それにもかかわらず、現行制度の下では、婚姻を希望する者は、夫婦同姓を選択しない限り法律上の婚姻をすることができない。その結果、婚姻に伴う改姓を望まない者は、意に反して改姓を受け入れるか、それとも婚姻自体を断念するかという重大な選択を迫られている。
2 また、2024年内閣府男女共同参画局調べによれば、婚姻に際して改姓する者の約94%が女性である。このことは、現行制度が形式的には中立であるとしても、実質的には女性に不利益を集中させる制度として機能していることを示しており、憲法14条の法の下の平等及び憲法24条の定める両性の本質的平等に反する疑いが極めて強い。
3 さらに、婚姻による改姓は、単なる氏名変更にとどまらず、長年築いてきた人格的同一性や社会的信用、研究実績、職業上のキャリア等に重大な影響を及ぼし得るものである。加えて、戸籍上の氏と旧姓通称を使い分けることによる精神的負担や、同一性証明の煩雑さも軽視することはできない。
近年、旧姓の通称使用は一定程度拡大しており、熊本県議会は2025年3月に、「旧姓の通称使用を拡大する法制度の創設を求める意見書」を可決している。しかし、通称使用はあくまで対症療法的措置にすぎず、問題の根本的解決にはならない。実際に、海外渡航や、脱税やマネーロンダリング対策が必要となる金融機関との取引においては、戸籍上の氏名による本人確認が求められることが少なくなく、通称使用によってもなお様々な不利益や混乱が生じている。
4 また、国連女性差別撤廃委員会(CEDAW)は、日本政府に対し、繰り返し選択的夫婦別姓制度の導入を勧告している。
さらに、法律上夫婦同姓を強制する制度を維持している国は日本のみとされており、我が国の現行制度は国際的にも極めて特異な状況にある。
5 加えて、1996年には法制審議会が選択的夫婦別姓制度導入を内容とする法案要綱を答申しており、制度設計上の課題については既に長年にわたり検討が積み重ねられてきた。
また、最高裁判所は、2015年12月16日の判決や2021年6月23日の決定において民法750条を合憲としたが、これらの判断は、選択的夫婦別姓制度の導入を否定したものではなく、夫婦の姓に関する制度の在り方は「国会で論ぜられ、判断されるべき事柄にほかならない」と指摘し、国会での議論を促している。

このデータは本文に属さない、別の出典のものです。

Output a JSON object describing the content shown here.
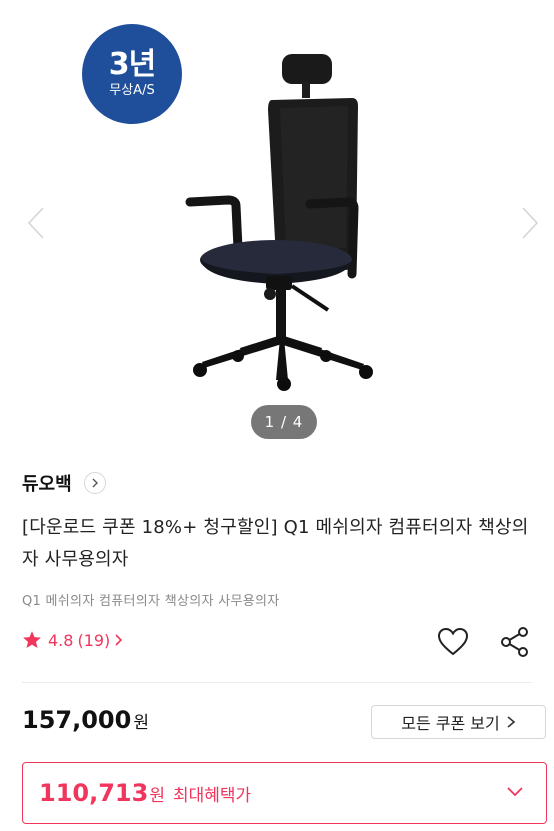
{
  "colors": {
    "accent": "#f0365c",
    "badge_bg": "#1f4f9b",
    "text_primary": "#111111",
    "text_muted": "#8a8a8a"
  },
  "gallery": {
    "badge": {
      "title": "3년",
      "subtitle": "무상A/S"
    },
    "counter": "1 / 4"
  },
  "brand": {
    "name": "듀오백"
  },
  "product": {
    "title": "[다운로드 쿠폰 18%+ 청구할인] Q1 메쉬의자 컴퓨터의자 책상의자 사무용의자",
    "subtitle": "Q1 메쉬의자 컴퓨터의자 책상의자 사무용의자"
  },
  "rating": {
    "score": "4.8",
    "count": "(19)"
  },
  "icons": {
    "prev": "chevron-left-icon",
    "next": "chevron-right-icon",
    "wishlist": "heart-icon",
    "share": "share-icon",
    "star": "star-icon"
  },
  "price": {
    "value": "157,000",
    "unit": "원"
  },
  "coupon_button": {
    "label": "모든 쿠폰 보기"
  },
  "benefit": {
    "value": "110,713",
    "unit": "원",
    "label": "최대혜택가"
  }
}
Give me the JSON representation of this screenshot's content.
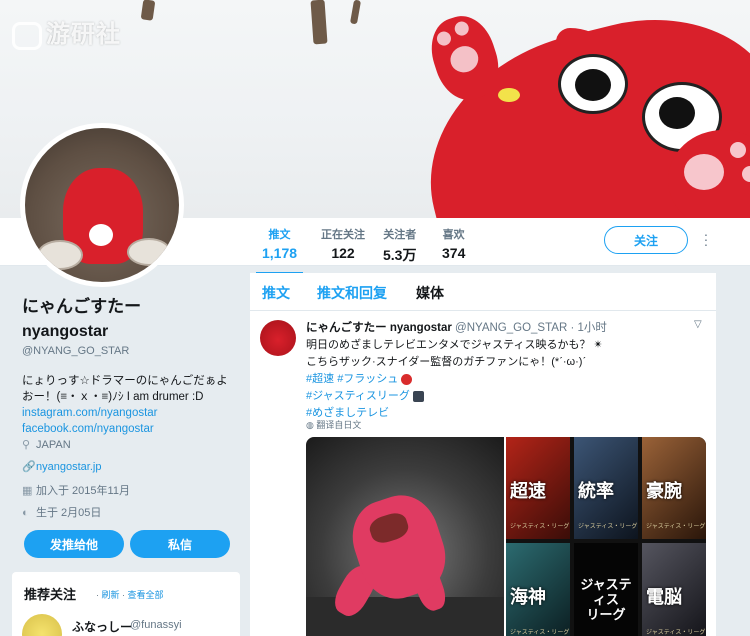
{
  "banner": {
    "watermark": "游研社"
  },
  "stats": [
    {
      "label": "推文",
      "value": "1,178",
      "active": true
    },
    {
      "label": "正在关注",
      "value": "122",
      "active": false
    },
    {
      "label": "关注者",
      "value": "5.3万",
      "active": false
    },
    {
      "label": "喜欢",
      "value": "374",
      "active": false
    }
  ],
  "header": {
    "follow_label": "关注"
  },
  "profile": {
    "name": "にゃんごすたー",
    "username_display": "nyangostar",
    "handle": "@NYANG_GO_STAR",
    "bio_line1": "にょりっす☆ドラマーのにゃんごだぁよ",
    "bio_line2": "おー！(≡・ｘ・≡)ﾉｼ I am drumer :D",
    "link1": "instagram.com/nyangostar",
    "link2": "facebook.com/nyangostar",
    "location": "JAPAN",
    "website": "nyangostar.jp",
    "joined": "加入于 2015年11月",
    "birthday": "生于 2月05日",
    "tweet_to_label": "发推给他",
    "message_label": "私信"
  },
  "recommend": {
    "title": "推荐关注",
    "refresh": "刷新",
    "view_all": "查看全部",
    "sep": " · ",
    "user_name": "ふなっしー",
    "user_handle": "@funassyi"
  },
  "timeline": {
    "tabs": [
      "推文",
      "推文和回复",
      "媒体"
    ],
    "tweet": {
      "name": "にゃんごすたー",
      "user": "nyangostar",
      "handle": "@NYANG_GO_STAR",
      "time": "· 1小时",
      "line1": "明日のめざましテレビエンタメでジャスティス映るかも？ ✴",
      "line2": "こちらザック·スナイダー監督のガチファンにゃ！(*ˊ·ω·)ˊ",
      "tag1": "#超速",
      "tag2": "#フラッシュ",
      "tag3": "#ジャスティスリーグ",
      "tag4": "#めざましテレビ",
      "translate": "翻译自日文"
    },
    "posters": [
      {
        "kanji": "超速",
        "color": "#8a1b14"
      },
      {
        "kanji": "統率",
        "color": "#2a3b52"
      },
      {
        "kanji": "豪腕",
        "color": "#7a4a2a"
      },
      {
        "kanji": "海神",
        "color": "#1f4a4e"
      },
      {
        "kanji": "電脳",
        "color": "#3d3d46"
      }
    ],
    "poster_small": "ジャスティス・リーグ",
    "poster_title": "ジャスティス\nリーグ"
  },
  "colors": {
    "accent": "#1da1f2",
    "link": "#1b95e0",
    "muted": "#657786",
    "mascot_red": "#d9202b"
  }
}
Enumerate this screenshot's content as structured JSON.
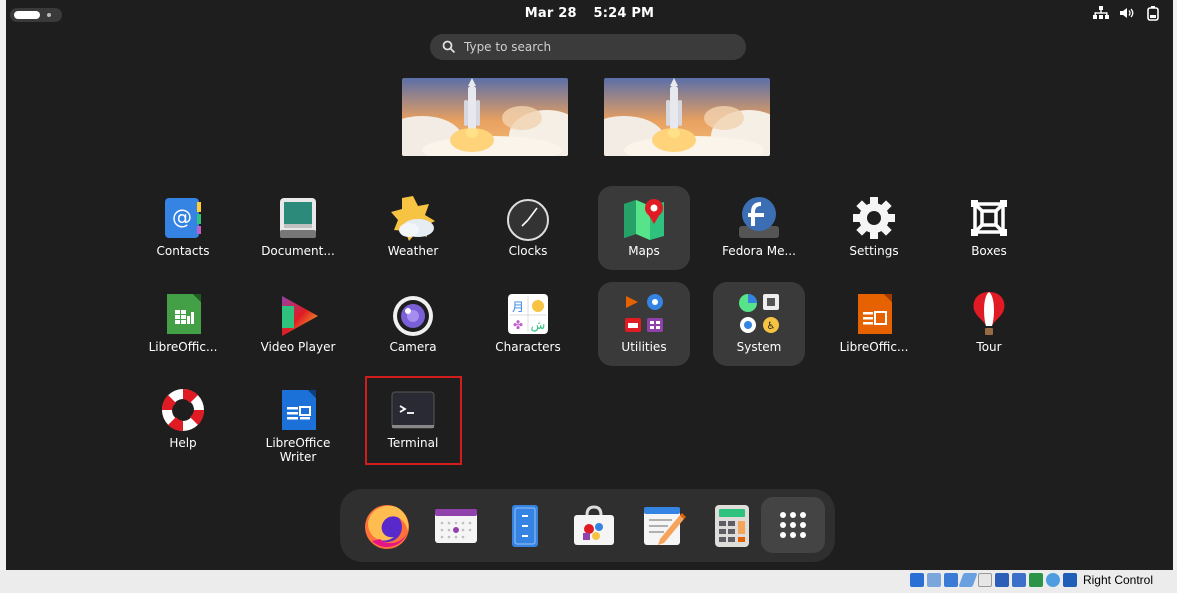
{
  "topbar": {
    "date": "Mar 28",
    "time": "5:24 PM"
  },
  "search": {
    "placeholder": "Type to search"
  },
  "apps": [
    {
      "label": "Contacts"
    },
    {
      "label": "Document..."
    },
    {
      "label": "Weather"
    },
    {
      "label": "Clocks"
    },
    {
      "label": "Maps"
    },
    {
      "label": "Fedora Me..."
    },
    {
      "label": "Settings"
    },
    {
      "label": "Boxes"
    },
    {
      "label": "LibreOffic..."
    },
    {
      "label": "Video Player"
    },
    {
      "label": "Camera"
    },
    {
      "label": "Characters"
    },
    {
      "label": "Utilities"
    },
    {
      "label": "System"
    },
    {
      "label": "LibreOffic..."
    },
    {
      "label": "Tour"
    },
    {
      "label": "Help"
    },
    {
      "label": "LibreOffice\nWriter"
    },
    {
      "label": "Terminal"
    }
  ],
  "dash": [
    "firefox-icon",
    "calendar-icon",
    "files-icon",
    "software-icon",
    "text-editor-icon",
    "calculator-icon",
    "show-apps-icon"
  ],
  "hostbar": {
    "label": "Right Control"
  },
  "colors": {
    "background": "#1e1e1e",
    "highlight": "#d11d1d",
    "folder": "#3a3a3a"
  }
}
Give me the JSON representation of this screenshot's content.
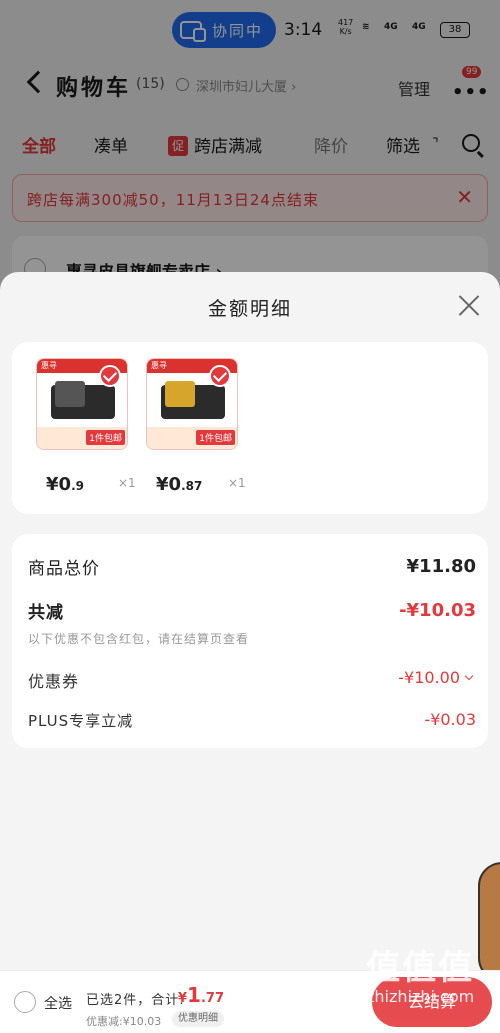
{
  "status_bar": {
    "collab_label": "协同中",
    "time": "3:14",
    "net_speed_value": "417",
    "net_speed_unit": "K/s",
    "signal_1": "4G",
    "signal_2": "4G",
    "battery": "38"
  },
  "header": {
    "title": "购物车",
    "count": "(15)",
    "location": "深圳市妇儿大厦 ›",
    "manage_label": "管理",
    "more_badge": "99"
  },
  "tabs": {
    "all": "全部",
    "combine": "凑单",
    "promo_tag": "促",
    "cross_store": "跨店满减",
    "price_drop": "降价",
    "filter": "筛选"
  },
  "notice": {
    "text": "跨店每满300减50，11月13日24点结束",
    "close": "✕"
  },
  "shop": {
    "name": "惠寻皮具旗舰专卖店 ›"
  },
  "sheet": {
    "title": "金额明细",
    "products": [
      {
        "price_int": "¥0",
        "price_dec": ".9",
        "qty": "×1",
        "tag": "惠寻",
        "pack": "1件包邮"
      },
      {
        "price_int": "¥0",
        "price_dec": ".87",
        "qty": "×1",
        "tag": "惠寻",
        "pack": "1件包邮"
      }
    ],
    "summary": {
      "total_label": "商品总价",
      "total_value": "¥11.80",
      "reduce_label": "共减",
      "reduce_value": "-¥10.03",
      "reduce_note": "以下优惠不包含红包，请在结算页查看",
      "coupon_label": "优惠券",
      "coupon_value": "-¥10.00",
      "plus_label": "PLUS专享立减",
      "plus_value": "-¥0.03"
    }
  },
  "bottom_bar": {
    "select_all": "全选",
    "selected_summary": "已选2件，合计:",
    "total_yen": "¥",
    "total_int": "1",
    "total_dec": ".77",
    "discount_line": "优惠减:¥10.03",
    "detail_pill": "优惠明细",
    "checkout": "去结算"
  },
  "watermark": {
    "logo": "值值值",
    "url": "zhizhizhi.com"
  },
  "colors": {
    "accent": "#e4393c",
    "collab_blue": "#1f6cf0"
  }
}
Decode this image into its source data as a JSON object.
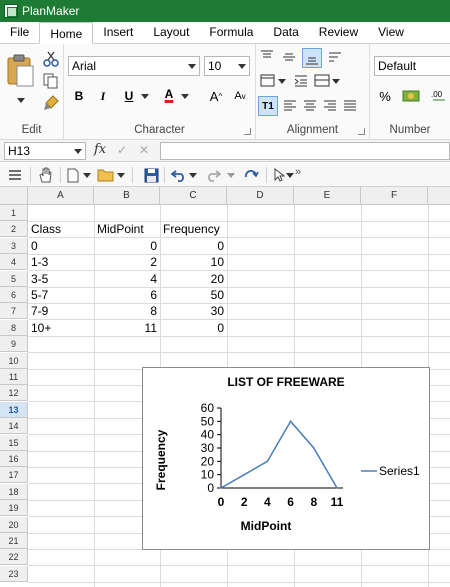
{
  "app": {
    "title": "PlanMaker"
  },
  "menu": {
    "items": [
      "File",
      "Home",
      "Insert",
      "Layout",
      "Formula",
      "Data",
      "Review",
      "View"
    ],
    "active": "Home"
  },
  "ribbon": {
    "groups": {
      "edit": "Edit",
      "character": "Character",
      "alignment": "Alignment",
      "number": "Number"
    },
    "font_name": "Arial",
    "font_size": "10",
    "number_format": "Default",
    "bold": "B",
    "italic": "I",
    "underline": "U",
    "font_color_letter": "A",
    "grow_font": "A",
    "shrink_font": "A",
    "percent": "%",
    "merge_label": "T1",
    "colors": {
      "font_color_bar": "#e02020",
      "accent": "#1e7b34"
    }
  },
  "formula_bar": {
    "cell_ref": "H13",
    "fx": "fx",
    "confirm": "✓",
    "cancel": "✕",
    "content": ""
  },
  "sheet": {
    "columns": [
      "A",
      "B",
      "C",
      "D",
      "E",
      "F"
    ],
    "rows": [
      "1",
      "2",
      "3",
      "4",
      "5",
      "6",
      "7",
      "8",
      "9",
      "10",
      "11",
      "12",
      "13",
      "14",
      "15",
      "16",
      "17",
      "18",
      "19",
      "20",
      "21",
      "22",
      "23"
    ],
    "active_row": "13",
    "headers": [
      "Class",
      "MidPoint",
      "Frequency"
    ],
    "data": [
      [
        "0",
        "0",
        "0"
      ],
      [
        "1-3",
        "2",
        "10"
      ],
      [
        "3-5",
        "4",
        "20"
      ],
      [
        "5-7",
        "6",
        "50"
      ],
      [
        "7-9",
        "8",
        "30"
      ],
      [
        "10+",
        "11",
        "0"
      ]
    ]
  },
  "chart_data": {
    "type": "line",
    "title": "LIST OF FREEWARE",
    "xlabel": "MidPoint",
    "ylabel": "Frequency",
    "categories": [
      "0",
      "2",
      "4",
      "6",
      "8",
      "11"
    ],
    "series": [
      {
        "name": "Series1",
        "values": [
          0,
          10,
          20,
          50,
          30,
          0
        ],
        "color": "#4a7ebb"
      }
    ],
    "ylim": [
      0,
      60
    ],
    "yticks": [
      "0",
      "10",
      "20",
      "30",
      "40",
      "50",
      "60"
    ],
    "grid": false,
    "legend": "right"
  }
}
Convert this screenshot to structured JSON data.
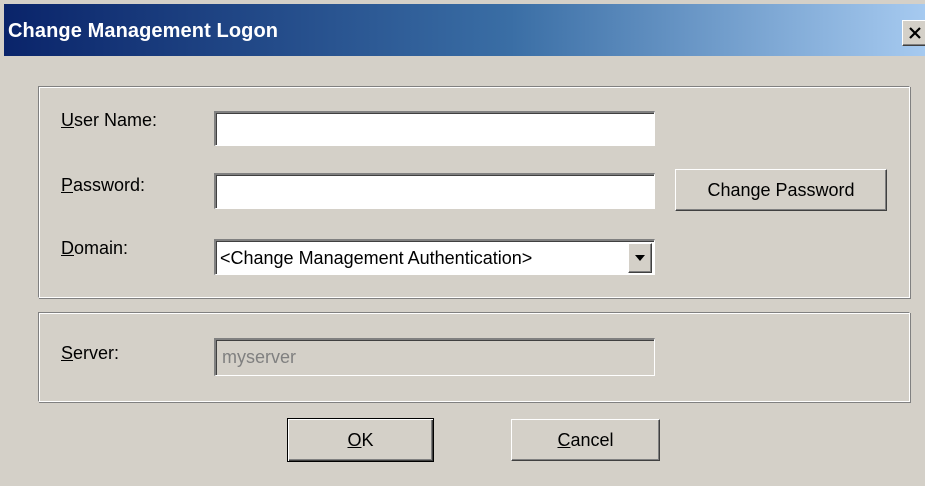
{
  "window": {
    "title": "Change Management Logon"
  },
  "logon": {
    "user_name_label_mnemonic": "U",
    "user_name_label_rest": "ser Name:",
    "user_name_value": "",
    "password_label_mnemonic": "P",
    "password_label_rest": "assword:",
    "password_value": "",
    "change_password_label": "Change Password",
    "domain_label_mnemonic": "D",
    "domain_label_rest": "omain:",
    "domain_selected": "<Change Management Authentication>"
  },
  "server": {
    "label_mnemonic": "S",
    "label_rest": "erver:",
    "value": "myserver"
  },
  "actions": {
    "ok_mnemonic": "O",
    "ok_rest": "K",
    "cancel_mnemonic": "C",
    "cancel_rest": "ancel"
  },
  "icons": {
    "close": "close-icon",
    "dropdown": "chevron-down-icon"
  },
  "colors": {
    "title_gradient_start": "#0a246a",
    "title_gradient_end": "#a6caf0",
    "face": "#d4d0c8"
  }
}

それにもかかわらず、現在に至るまで制度改正が実現していないことは、個人の尊厳及び多様な生き方を尊重すべき現代社会の要請に照らして、極めて深刻な問題である。
6 なお、選択的夫婦別姓制度は、夫婦同姓を否定する制度ではない。同姓を希望する夫婦については従来どおり同姓を選択することができる一方、別姓を希望する夫婦にも選択肢を保障する制度である。
7 当会は、2015年及び2021年にも民法750条を速やかに改正するよう求める会長声明を発出しているが、改めて、国に対し、民法750条を速やかに改正し、選択的夫婦別姓制度を早期に導入することを強く求める。